What you need to do is process the entire specified file and print out how many times each substring occurred in that file from most common to least common. Remember to ignore the proper English words. You don't have to output any of the counts to your binary file yet, just have it so that after the whole input file has been processed you output a series of lines that look something like this:

abeh 3
gika 3
ilhe 2
weem 2
...

Here again testing with your own small input before using wget might be helpful so that you can have a file where you can do the counts yourself first and make sure the printed answers are correct.

Extension - Try some different ways of implementing this, either with different implementations of the methods in SubStrHandler, in the way you run through the HTMLPage, or with different SSContainers if you have written more than one. Have your program print out a line describing what it is doing, then print out some timing information on how long it took to use that method at the end of the list of substring occurrences To get timing information use the clock() command and do "man clock" and "man 2 times" for usage information.
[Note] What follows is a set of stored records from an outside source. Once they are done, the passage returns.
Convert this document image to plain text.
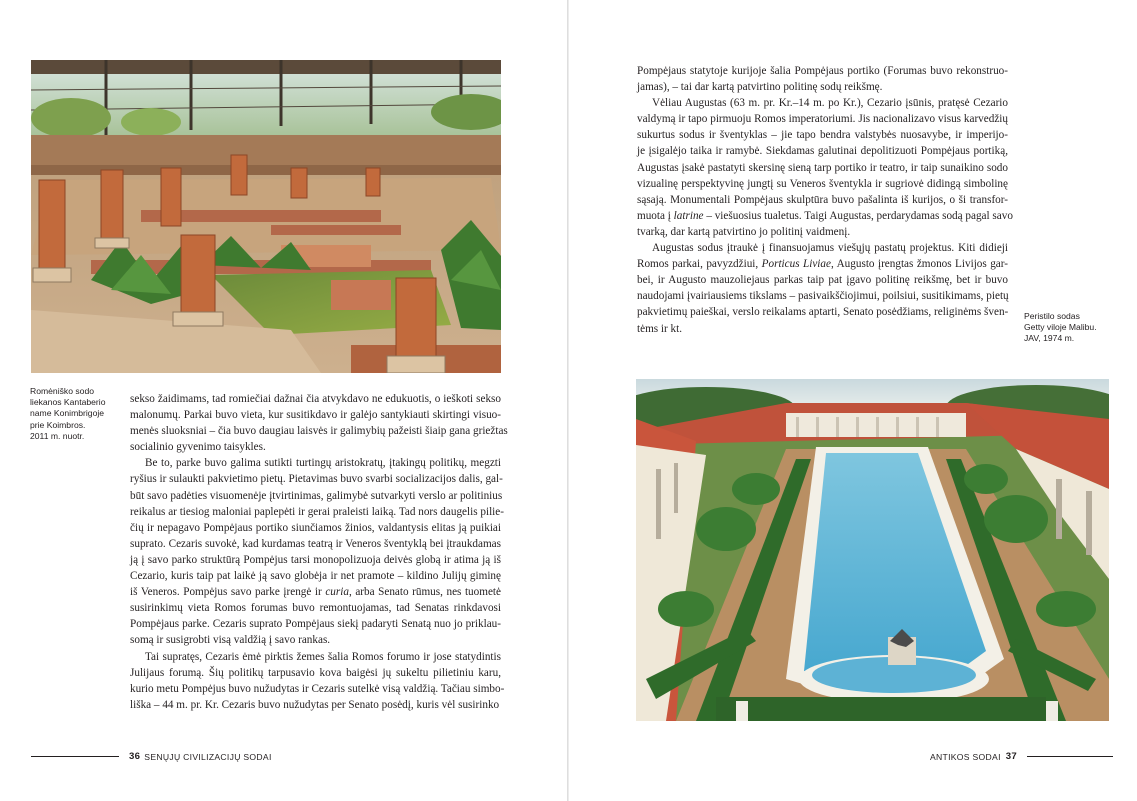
Romėniško sodo
liekanos Kantaberio
name Konimbrigoje
prie Koimbros.
2011 m. nuotr.

sekso žaidimams, tad romiečiai dažnai čia atvykdavo ne edukuotis, o ieškoti sekso
malonumų. Parkai buvo vieta, kur susitikdavo ir galėjo santykiauti skirtingi visuo-
menės sluoksniai – čia buvo daugiau laisvės ir galimybių pažeisti šiaip gana griežtas
socialinio gyvenimo taisykles.

Be to, parke buvo galima sutikti turtingų aristokratų, įtakingų politikų, megzti
ryšius ir sulaukti pakvietimo pietų. Pietavimas buvo svarbi socializacijos dalis, gal-
būt savo padėties visuomenėje įtvirtinimas, galimybė sutvarkyti verslo ar politinius
reikalus ar tiesiog maloniai paplepėti ir gerai praleisti laiką. Tad nors daugelis pilie-
čių ir nepagavo Pompėjaus portiko siunčiamos žinios, valdantysis elitas ją puikiai
suprato. Cezaris suvokė, kad kurdamas teatrą ir Veneros šventyklą bei įtraukdamas
ją į savo parko struktūrą Pompėjus tarsi monopolizuoja deivės globą ir atima ją iš
Cezario, kuris taip pat laikė ją savo globėja ir net pramote – kildino Julijų giminę
iš Veneros. Pompėjus savo parke įrengė ir curia, arba Senato rūmus, nes tuometė
susirinkimų vieta Romos forumas buvo remontuojamas, tad Senatas rinkdavosi
Pompėjaus parke. Cezaris suprato Pompėjaus siekį padaryti Senatą nuo jo priklau-
somą ir susigrobti visą valdžią į savo rankas.

Tai supratęs, Cezaris ėmė pirktis žemes šalia Romos forumo ir jose statydintis
Julijaus forumą. Šių politikų tarpusavio kova baigėsi jų sukeltu pilietiniu karu,
kurio metu Pompėjus buvo nužudytas ir Cezaris sutelkė visą valdžią. Tačiau simbo-
liška – 44 m. pr. Kr. Cezaris buvo nužudytas per Senato posėdį, kuris vėl susirinko

36 SENŲJŲ CIVILIZACIJŲ SODAI

Pompėjaus statytoje kurijoje šalia Pompėjaus portiko (Forumas buvo rekonstruo-
jamas), – tai dar kartą patvirtino politinę sodų reikšmę.

Vėliau Augustas (63 m. pr. Kr.–14 m. po Kr.), Cezario įsūnis, pratęsė Cezario
valdymą ir tapo pirmuoju Romos imperatoriumi. Jis nacionalizavo visus karvedžių
sukurtus sodus ir šventyklas – jie tapo bendra valstybės nuosavybe, ir imperijo-
je įsigalėjo taika ir ramybė. Siekdamas galutinai depolitizuoti Pompėjaus portiką,
Augustas įsakė pastatyti skersinę sieną tarp portiko ir teatro, ir taip sunaikino sodo
vizualinę perspektyvinę jungtį su Veneros šventykla ir sugriovė didingą simbolinę
sąsają. Monumentali Pompėjaus skulptūra buvo pašalinta iš kurijos, o ši transfor-
muota į latrine – viešuosius tualetus. Taigi Augustas, perdarydamas sodą pagal savo
tvarką, dar kartą patvirtino jo politinį vaidmenį.

Augustas sodus įtraukė į finansuojamus viešųjų pastatų projektus. Kiti didieji
Romos parkai, pavyzdžiui, Porticus Liviae, Augusto įrengtas žmonos Livijos gar-
bei, ir Augusto mauzoliejaus parkas taip pat įgavo politinę reikšmę, bet ir buvo
naudojami įvairiausiems tikslams – pasivaikščiojimui, poilsiui, susitikimams, pietų
pakvietimų paieškai, verslo reikalams aptarti, Senato posėdžiams, religinėms šven-
tėms ir kt.

Peristilo sodas
Getty viloje Malibu.
JAV, 1974 m.
ANTIKOS SODAI 37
Looking ahead - If you find you have some extra time you might consider putting in some stuff looking forward to the future. In an upcoming assignment you will have to enhance your HTMLPage class and the loading of it so that you will have a minimal functionality web spider. I'm going to give you library code so that you can directly pull down web pages in your program instead of saving them and reading from the file. With this ability you will be able to have give your program a page and have it search down a few levels to the other pages that can be reached from that one. You will do this by looking for the anchor tags in the HTML files that have href=??? in them. Consider adding into your HTMLPage class now this ability in the parsing of the page as well as methods to get at the URLs of the pages it links to. You will have to take into account that many links are "local" so they assume the first part of the address. You won't have to follow links that using something like JavaScript to generate the call for the page.


Once again I would like the written design handed in to me. The code need only be mailed on the date it is due, but this time I would also like you to return both the original design and the revised design. It would be nice if you can make in the revised design where you made alterations. This can be done by putting in any character string that stands out. Making sure it isn't common also allows you to do a search for it before the next assignment and remove it easily. I would recommend something like "!ALTERED!" so that it is also clear to me what it means. Of course, this has to be in a comment if it is parts of your header file.